Türkiye’de Erdoğan diktatördür. Ben ona karşı mücadele eden ve ilk bayrağı açan kişiyim. Peki Erdoğan ülkeyi batırdı da karşısındaki adamlar ülkeyi düzlüğe çıkarabilir mi? Bakın birbirimizi kandırmayalım. Bu adamlar İngiltere’de Paris’te veya herhangi bir caddeye bıraksan yolu sorma cesaretleri ve kabiliyetleri olmayan insanlardır. Bunlar Türkiye’de gelmiş sistemin başına oturmuşlar. Bunlar Türkiye’de hiçbir şeyi düzenleyemezler. İngiltere’de mesela Erdoğan, Kılıçdaroğlu ve Meral Akşener’i bir otobüse bindirsek. Otobüsle birlikte bunları yanlış bir caddede buluruz. Nereye gideceğini bilmez bunlar çünkü dil yok ki sorsun. Bunların tek anladığı yer kasaba politikacılığıdır. Biz Yenilik Partisi’ni sokakta kurduk. Hiçbir şeyimiz yokken kurduğumuz bu parti için hiç kimseden bir para almadık. Bugün bir Allah’ın kulu diyorsa ki, “Öztürk Yılmaz benden para aldı” çıksın söylesin. Hiç kimseden para almadık. Bütün insanlar onurlu, şerefli insanlar yığılmaya başladı. Niye? Çünkü ben bunlara cepheden vuruyorum. Meydan okuyorum, başkaldırıyorum. Bunların ne düzenbaz olduklarını, bunların siyaseti nereye götürdüklerini ben açıklıyorum. Benim dışında hiç kimse bunu göze alamaz.

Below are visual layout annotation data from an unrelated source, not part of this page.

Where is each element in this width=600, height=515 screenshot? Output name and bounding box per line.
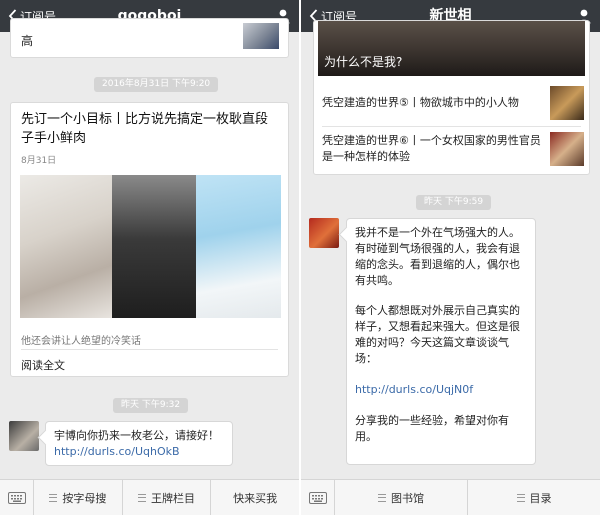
menu-item-shop[interactable]: 快来买我 xyxy=(211,480,299,515)
menu-item-search-by-letter[interactable]: 按字母搜 xyxy=(34,480,123,515)
message-paragraph-2: 每个人都想既对外展示自己真实的样子，又想看起来强大。但这是很难的对吗？今天这篇文… xyxy=(355,304,520,365)
menu-label: 按字母搜 xyxy=(62,491,107,505)
message-bubble[interactable]: 宇博向你扔来一枚老公，请接好！ http://durls.co/UqhOkB xyxy=(45,421,233,466)
chat-gogoboi: 订阅号 gogoboi 高 2016年8月31日 下午9:20 先订一个小目标丨… xyxy=(0,0,299,515)
article-item-2[interactable]: 凭空建造的世界⑥丨一个女权国家的男性官员是一种怎样的体验 xyxy=(314,129,591,173)
menu-label: 快来买我 xyxy=(233,491,278,505)
menu-bars-icon xyxy=(378,493,386,502)
menu-label: 目录 xyxy=(529,491,552,505)
divider xyxy=(21,349,278,350)
menu-label: 王牌栏目 xyxy=(151,491,195,505)
divider xyxy=(322,126,581,127)
timestamp: 昨天 下午9:59 xyxy=(416,195,492,210)
timestamp: 昨天 下午9:32 xyxy=(113,398,189,413)
cover-caption: 为什么不是我? xyxy=(324,55,403,69)
article-date: 8月31日 xyxy=(21,156,57,166)
chat-xinshixiang: 订阅号 新世相 为什么不是我? 凭空建造的世界⑤丨物欲城市中的小人物 凭空建造的… xyxy=(301,0,600,515)
menu-item-library[interactable]: 图书馆 xyxy=(335,480,468,515)
timestamp: 2016年8月31日 下午9:20 xyxy=(94,77,219,92)
keyboard-icon xyxy=(7,492,26,504)
screenshot: 订阅号 gogoboi 高 2016年8月31日 下午9:20 先订一个小目标丨… xyxy=(0,0,600,515)
message-paragraph-3: 分享我的一些经验，希望对你有用。 xyxy=(355,414,509,443)
card-tail-text: 高 xyxy=(21,34,34,48)
multi-article-card[interactable]: 为什么不是我? 凭空建造的世界⑤丨物欲城市中的小人物 凭空建造的世界⑥丨一个女权… xyxy=(313,20,590,175)
article-cover-image xyxy=(20,175,281,318)
menu-item-top-columns[interactable]: 王牌栏目 xyxy=(123,480,212,515)
cover-photo-2 xyxy=(112,175,196,318)
message-link[interactable]: http://durls.co/UqjN0f xyxy=(355,382,527,398)
article-title: 先订一个小目标丨比方说先搞定一枚耿直段子手小鲜肉 xyxy=(21,112,269,146)
read-more-link[interactable]: 阅读全文 xyxy=(21,357,65,373)
message-text: 宇博向你扔来一枚老公，请接好！ xyxy=(54,429,219,442)
card-thumbnail xyxy=(243,23,279,49)
cover-image[interactable]: 为什么不是我? xyxy=(318,21,585,76)
article-thumbnail xyxy=(550,86,584,120)
message-bubble[interactable]: 我并不是一个外在气场强大的人。有时碰到气场很强的人，我会有退缩的念头。看到退缩的… xyxy=(346,218,536,465)
article-item-title: 凭空建造的世界⑥丨一个女权国家的男性官员是一种怎样的体验 xyxy=(322,134,541,163)
message-link[interactable]: http://durls.co/UqhOkB xyxy=(54,444,224,460)
avatar[interactable] xyxy=(309,218,339,248)
article-card[interactable]: 先订一个小目标丨比方说先搞定一枚耿直段子手小鲜肉 8月31日 他还会讲让人绝望的… xyxy=(10,102,289,377)
article-summary: 他还会讲让人绝望的冷笑话 xyxy=(21,336,141,347)
avatar[interactable] xyxy=(9,421,39,451)
menu-item-catalog[interactable]: 目录 xyxy=(468,480,600,515)
menu-bars-icon xyxy=(138,493,146,502)
keyboard-toggle[interactable] xyxy=(0,480,34,515)
menu-bars-icon xyxy=(516,493,525,502)
cover-photo-1 xyxy=(20,175,112,318)
message-paragraph-1: 我并不是一个外在气场强大的人。有时碰到气场很强的人，我会有退缩的念头。看到退缩的… xyxy=(355,226,520,287)
cover-photo-3 xyxy=(196,175,281,318)
bottom-menu-bar: 图书馆 目录 xyxy=(301,479,600,515)
article-thumbnail xyxy=(550,132,584,166)
menu-bars-icon xyxy=(49,493,58,502)
previous-article-card[interactable]: 高 xyxy=(10,18,289,58)
keyboard-toggle[interactable] xyxy=(301,480,335,515)
keyboard-icon xyxy=(308,492,327,504)
menu-label: 图书馆 xyxy=(391,491,424,505)
article-item-1[interactable]: 凭空建造的世界⑤丨物欲城市中的小人物 xyxy=(314,83,591,123)
bottom-menu-bar: 按字母搜 王牌栏目 快来买我 xyxy=(0,479,299,515)
article-item-title: 凭空建造的世界⑤丨物欲城市中的小人物 xyxy=(322,96,519,109)
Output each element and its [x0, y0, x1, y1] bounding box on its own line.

Siyaset cesur adamların işidir. Baş kaldıranların, meydan okuyanların işidir. Pazarda milletin arkasına geçiyor pahalılıktan bahsediyor. Peki, sen ne çözüm sunuyorsun? Yok, hiçbir şey yok. Bu yüzden biz Yenilik Partimizi kurduk ve tek tek çözüm yolları öneriyoruz
Halkı davar yerine, aptal yerine koyanlar devleti soyarken, diğerleri de belediyelerde nepotizm uyguluyor. Herkes laf söylemekten korkuyor. Petrol 30 tl’ye dayanmış. Televizyonları açıyorsunuz altısı ona gitmiş, yedisi buraya gelmiş, masalar kurulmuş vs. Bunlar biz kandırıyor. Benim ömrüm geçiyor, ben geçinemiyorum. Arabaya binemiyorum, tatil yapamıyorum, kiramı veremiyorum, kredi kartlarımı ödeyemiyorum, borcumu ödeyemiyorum. Halk olarak Erdoğan’ın kurmuş olduğu diktatörlük masasını tekmeyle devirmemiz lazım.
Yıllardır sanki muhalefet etmiş gibi aynı oyunu bize karşı oynuyorlar. Diktatörlüğün medyası, müteahhitleri, yiyicileri rektörleri, valileri, sermaye grupları var. Peki bunun her şeyi var da sizce muhalefeti yok mu? Yani her şeyi garanti altına almış da siyasette kukla kullanmayı unutmuş mu zannediyorsunuz? Yenilik Partisi olarak biz bu düzeni yıkacağız. Allah var gam yok. Yenilik Partisi iktidar olacak diktatör yıkılacak.